September 24, 2018 Helrunar – Vanitas Vanitatvm (Album Review)
Coming from the Westphalia region of Germany, Helrunar play a strain of Black Metal concerned with paganistic themes outside the realm of Satanism. Having morphed into existence back in 2001, the band has maintained both an intellectual and a stylistically doom-tinged approach to their songwriting. A nearly two decade span of hard work has culminated in the release of Vanitas Vanitatvm, the seventh full-length album of Helrunar.
Due out on Friday, September 28, 2018 via Prophecy Productions (Lupus Lounge), the duo of Alsvartr (Sebastian Korkemeier) and Skald Draugin (Marcel Dreckmann) have been writing Helrunar music and lyrics since trimming down to a duo back in 2011. Shifting the focus of the band to darker, more somber themes and song styles, how will Vanitas Vanitatvm stack up against the dense and riff-laden works of their past?
The crushing “Saturnus” follows on from a classic strum of acoustic guitar, opening this treatise on savagery and atavism in the face of the Enlightenment of 13th to 17th century Europe. Attempting to capture the terror felt by the masses as science gradually began to supplant Christian mythology is the aim of this creation. The pounding blast of this opening song conveys these feelings. Carefully enunciated German, the hallmark of Skald Draugin, narrates well. Additionally, the band grasps dynamics, slowing the blast down at just the right time to build up tension.
An album highlight, “Lotophagoi” is Black Metal of the old school variety, but with timing changes and a repetitive vocal line that would make Rotting Christ proud. A triumphant set of flashpoint riffs underpins the guttural vocals. The velocity of this track leads into that of “Blutmond.” Helrunar offers delightfully frigid riffing and a robotic delivery to get under the skin of the listener. Skald Draugin’s vocals are as gravelly as that of any Death Metal vocalist. His German gives the proceedings that exotic flavor that so many fans of Heathen styled bands enjoy.
The sprawling “Da Brachen Aus Bose Blattern, am Menschen und am Vieh” displays a Helrunar that has not sounded quite this hungry since the early days. Amidst the bludgeoning, some rather contemplative soloing offsets the mood perfectly, showing continuing maturity on the part of these accomplished musicians.
Interestingly enough, the title-track is an instrumental, beginning with carefully wrought, gorgeously supple acoustic guitar which builds up to the appearance of distortion. Could Helrunar be capturing the zeitgeist of the lives about which the album’s theme revolves? The icy, hanging riff upon which the song ends gives way to the sharp sonic blade that is “In Eis Und Nacht.” Some Death Metal styling beefs up the song to great effect, while Skald Draugir’s vocals match the down-turned tempo.

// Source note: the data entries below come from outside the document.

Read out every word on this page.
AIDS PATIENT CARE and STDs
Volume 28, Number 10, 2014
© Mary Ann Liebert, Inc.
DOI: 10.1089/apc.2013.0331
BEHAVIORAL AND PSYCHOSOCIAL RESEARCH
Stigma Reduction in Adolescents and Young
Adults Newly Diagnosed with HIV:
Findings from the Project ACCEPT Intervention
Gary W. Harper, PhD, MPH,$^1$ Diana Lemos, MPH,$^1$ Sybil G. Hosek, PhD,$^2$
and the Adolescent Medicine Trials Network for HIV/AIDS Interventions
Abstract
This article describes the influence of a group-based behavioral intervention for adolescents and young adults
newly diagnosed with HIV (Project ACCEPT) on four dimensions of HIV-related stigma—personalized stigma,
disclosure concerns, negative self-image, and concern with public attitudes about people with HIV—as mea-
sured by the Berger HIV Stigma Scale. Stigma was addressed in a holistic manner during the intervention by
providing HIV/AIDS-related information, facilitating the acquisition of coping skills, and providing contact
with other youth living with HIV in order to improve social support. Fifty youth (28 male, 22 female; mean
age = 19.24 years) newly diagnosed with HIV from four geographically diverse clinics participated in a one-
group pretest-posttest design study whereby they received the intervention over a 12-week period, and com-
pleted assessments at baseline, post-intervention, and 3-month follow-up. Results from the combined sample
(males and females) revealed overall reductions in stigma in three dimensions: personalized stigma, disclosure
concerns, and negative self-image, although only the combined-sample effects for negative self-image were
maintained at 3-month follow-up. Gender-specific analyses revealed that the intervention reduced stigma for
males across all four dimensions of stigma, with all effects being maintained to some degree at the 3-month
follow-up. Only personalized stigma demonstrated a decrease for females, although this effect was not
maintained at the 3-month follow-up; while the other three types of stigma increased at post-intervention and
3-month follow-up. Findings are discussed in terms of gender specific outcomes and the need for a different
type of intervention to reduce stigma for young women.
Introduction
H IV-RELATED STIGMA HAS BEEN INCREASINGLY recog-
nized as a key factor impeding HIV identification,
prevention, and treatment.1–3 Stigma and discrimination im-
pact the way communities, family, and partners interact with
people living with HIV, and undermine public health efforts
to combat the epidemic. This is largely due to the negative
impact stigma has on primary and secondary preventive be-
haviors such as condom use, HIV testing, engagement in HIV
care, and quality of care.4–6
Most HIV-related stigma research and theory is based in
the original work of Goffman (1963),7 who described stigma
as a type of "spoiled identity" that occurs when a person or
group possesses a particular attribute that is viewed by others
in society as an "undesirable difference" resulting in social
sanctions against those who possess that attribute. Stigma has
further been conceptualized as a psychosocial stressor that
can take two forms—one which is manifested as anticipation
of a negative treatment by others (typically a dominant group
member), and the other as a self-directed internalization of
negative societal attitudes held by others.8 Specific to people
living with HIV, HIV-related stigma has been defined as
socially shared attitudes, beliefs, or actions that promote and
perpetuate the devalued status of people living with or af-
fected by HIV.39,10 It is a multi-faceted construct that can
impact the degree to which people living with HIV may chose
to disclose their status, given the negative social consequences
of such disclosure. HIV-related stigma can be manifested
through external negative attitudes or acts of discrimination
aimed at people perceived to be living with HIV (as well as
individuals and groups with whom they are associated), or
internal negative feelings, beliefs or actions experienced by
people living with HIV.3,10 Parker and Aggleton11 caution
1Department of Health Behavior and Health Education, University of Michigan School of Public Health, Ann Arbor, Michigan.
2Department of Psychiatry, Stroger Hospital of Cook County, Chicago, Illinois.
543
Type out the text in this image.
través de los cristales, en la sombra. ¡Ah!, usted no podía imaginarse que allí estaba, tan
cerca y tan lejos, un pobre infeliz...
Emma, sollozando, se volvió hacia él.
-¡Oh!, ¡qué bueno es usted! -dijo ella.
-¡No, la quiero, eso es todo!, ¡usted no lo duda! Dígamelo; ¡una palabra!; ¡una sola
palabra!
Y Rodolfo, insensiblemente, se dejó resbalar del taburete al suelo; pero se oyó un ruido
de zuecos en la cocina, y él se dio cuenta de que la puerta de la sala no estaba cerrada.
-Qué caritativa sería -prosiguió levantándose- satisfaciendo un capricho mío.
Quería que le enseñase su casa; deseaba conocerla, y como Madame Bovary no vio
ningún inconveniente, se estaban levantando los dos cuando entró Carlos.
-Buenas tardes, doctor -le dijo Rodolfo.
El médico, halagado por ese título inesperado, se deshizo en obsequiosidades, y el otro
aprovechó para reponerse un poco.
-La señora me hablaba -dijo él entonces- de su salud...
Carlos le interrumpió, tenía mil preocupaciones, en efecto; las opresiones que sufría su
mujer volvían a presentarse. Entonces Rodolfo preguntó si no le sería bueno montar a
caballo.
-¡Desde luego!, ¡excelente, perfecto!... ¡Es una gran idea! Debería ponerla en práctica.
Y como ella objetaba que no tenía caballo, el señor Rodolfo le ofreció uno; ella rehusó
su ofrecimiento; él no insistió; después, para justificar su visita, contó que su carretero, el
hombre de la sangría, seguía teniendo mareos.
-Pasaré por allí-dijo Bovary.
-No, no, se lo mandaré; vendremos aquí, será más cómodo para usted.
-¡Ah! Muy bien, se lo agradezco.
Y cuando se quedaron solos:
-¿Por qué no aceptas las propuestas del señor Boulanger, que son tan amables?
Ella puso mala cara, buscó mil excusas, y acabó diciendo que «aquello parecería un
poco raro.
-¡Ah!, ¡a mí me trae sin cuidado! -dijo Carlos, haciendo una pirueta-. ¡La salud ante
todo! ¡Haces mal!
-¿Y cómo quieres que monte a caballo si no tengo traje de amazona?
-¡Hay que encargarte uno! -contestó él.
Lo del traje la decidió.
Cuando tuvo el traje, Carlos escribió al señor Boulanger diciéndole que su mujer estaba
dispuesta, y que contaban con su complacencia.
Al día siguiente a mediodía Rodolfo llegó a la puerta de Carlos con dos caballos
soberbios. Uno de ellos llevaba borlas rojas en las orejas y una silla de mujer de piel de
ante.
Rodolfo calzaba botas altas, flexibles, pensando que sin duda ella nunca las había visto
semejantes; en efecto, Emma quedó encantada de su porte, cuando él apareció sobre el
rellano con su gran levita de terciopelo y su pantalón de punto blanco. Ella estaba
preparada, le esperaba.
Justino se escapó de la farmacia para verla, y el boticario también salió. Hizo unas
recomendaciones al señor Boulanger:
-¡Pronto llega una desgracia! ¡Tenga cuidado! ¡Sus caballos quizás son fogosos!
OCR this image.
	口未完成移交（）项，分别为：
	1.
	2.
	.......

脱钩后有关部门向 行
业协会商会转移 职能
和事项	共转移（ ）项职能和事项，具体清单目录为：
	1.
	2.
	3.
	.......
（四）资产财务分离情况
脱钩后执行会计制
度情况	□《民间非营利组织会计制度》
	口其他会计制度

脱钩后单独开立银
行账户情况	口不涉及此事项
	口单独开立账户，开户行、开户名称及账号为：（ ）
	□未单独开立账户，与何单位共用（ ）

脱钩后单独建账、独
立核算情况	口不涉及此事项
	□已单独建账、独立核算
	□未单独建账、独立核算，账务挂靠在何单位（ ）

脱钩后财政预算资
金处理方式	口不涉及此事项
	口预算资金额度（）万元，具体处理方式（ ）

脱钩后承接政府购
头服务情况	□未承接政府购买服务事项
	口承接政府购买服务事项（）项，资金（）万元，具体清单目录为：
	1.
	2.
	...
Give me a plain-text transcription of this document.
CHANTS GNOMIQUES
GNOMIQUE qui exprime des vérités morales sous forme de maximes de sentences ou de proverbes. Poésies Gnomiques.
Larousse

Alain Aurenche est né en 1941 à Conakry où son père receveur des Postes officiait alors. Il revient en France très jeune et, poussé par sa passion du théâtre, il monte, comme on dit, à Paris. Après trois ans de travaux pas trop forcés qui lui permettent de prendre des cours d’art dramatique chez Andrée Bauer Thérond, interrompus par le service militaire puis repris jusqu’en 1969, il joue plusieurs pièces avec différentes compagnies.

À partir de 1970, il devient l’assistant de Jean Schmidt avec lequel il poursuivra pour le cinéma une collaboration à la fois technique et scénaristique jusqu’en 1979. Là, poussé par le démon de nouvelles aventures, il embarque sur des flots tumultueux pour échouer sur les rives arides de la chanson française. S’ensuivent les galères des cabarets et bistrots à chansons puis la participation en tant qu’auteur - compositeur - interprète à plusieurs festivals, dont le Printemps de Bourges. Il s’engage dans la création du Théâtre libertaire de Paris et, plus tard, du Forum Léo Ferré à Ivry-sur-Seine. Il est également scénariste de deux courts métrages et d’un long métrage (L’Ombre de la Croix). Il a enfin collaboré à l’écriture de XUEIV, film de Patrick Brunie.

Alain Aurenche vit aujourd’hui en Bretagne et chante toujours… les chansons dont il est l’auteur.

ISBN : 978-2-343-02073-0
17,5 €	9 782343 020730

Helrunar manage to retain their hunger and their dynamics through and through on this album. The music, however, is never allowed to get lost amidst a sustained barrage of changeless sounds. “Nachzehrer” lays a doom foundation before the narration of Skald Draugir takes over. Difficult to connect with for non-German speakers, the meter of a foreign language nonetheless manages to evoke a mood for the listener of gravity and collapse, of change and division.
Keeping up the sheer quality going on the album, Helrunar lay down “Als die Welt zur Nacht sich wandt” with supreme confidence. Another pit inducer, for fans of Black Metal it is a true storm of cleanly played but unfettered, unbridled darkness. Alsvartr and Skald Draugir throw in some acoustic loops from time to time which serve to create some amazing dynamics within the songs. Also a highlight, this one ends abruptly, giving way to the peculiar, mostly instrumental “Necropolis.”
Strings come into play on “Der Tag an dem das Meer seine Toten freigibt,” an outro of paranoia and tension pronounced so superbly as to create an even more brooding atmosphere than even the heaviest parts of the album. This is not a bad thing, as Helrunar musically attempts to achieve thinking as well as pure enjoyment out of its listeners.
In the world of Black and Pagan Metal, Helrunar has been and continues to be a force that no one should ignore. Vanitas Vanitatvm turns up the fury and the pace on its 2015 predecessor, Neiderkunfft, in the process managing to create one of the finer listens to be heard this year. Under appreciated and less known than they ought to be, with luck, this album will serve to raise awareness in the underground for the German freethinkers. Some bands follow, others lead. Helrunar fits in the latter category for sure, and Vanitas Vanitatvm is proof positive of that. That is why CrypticRock gives this album 4.5 out of 5 stars.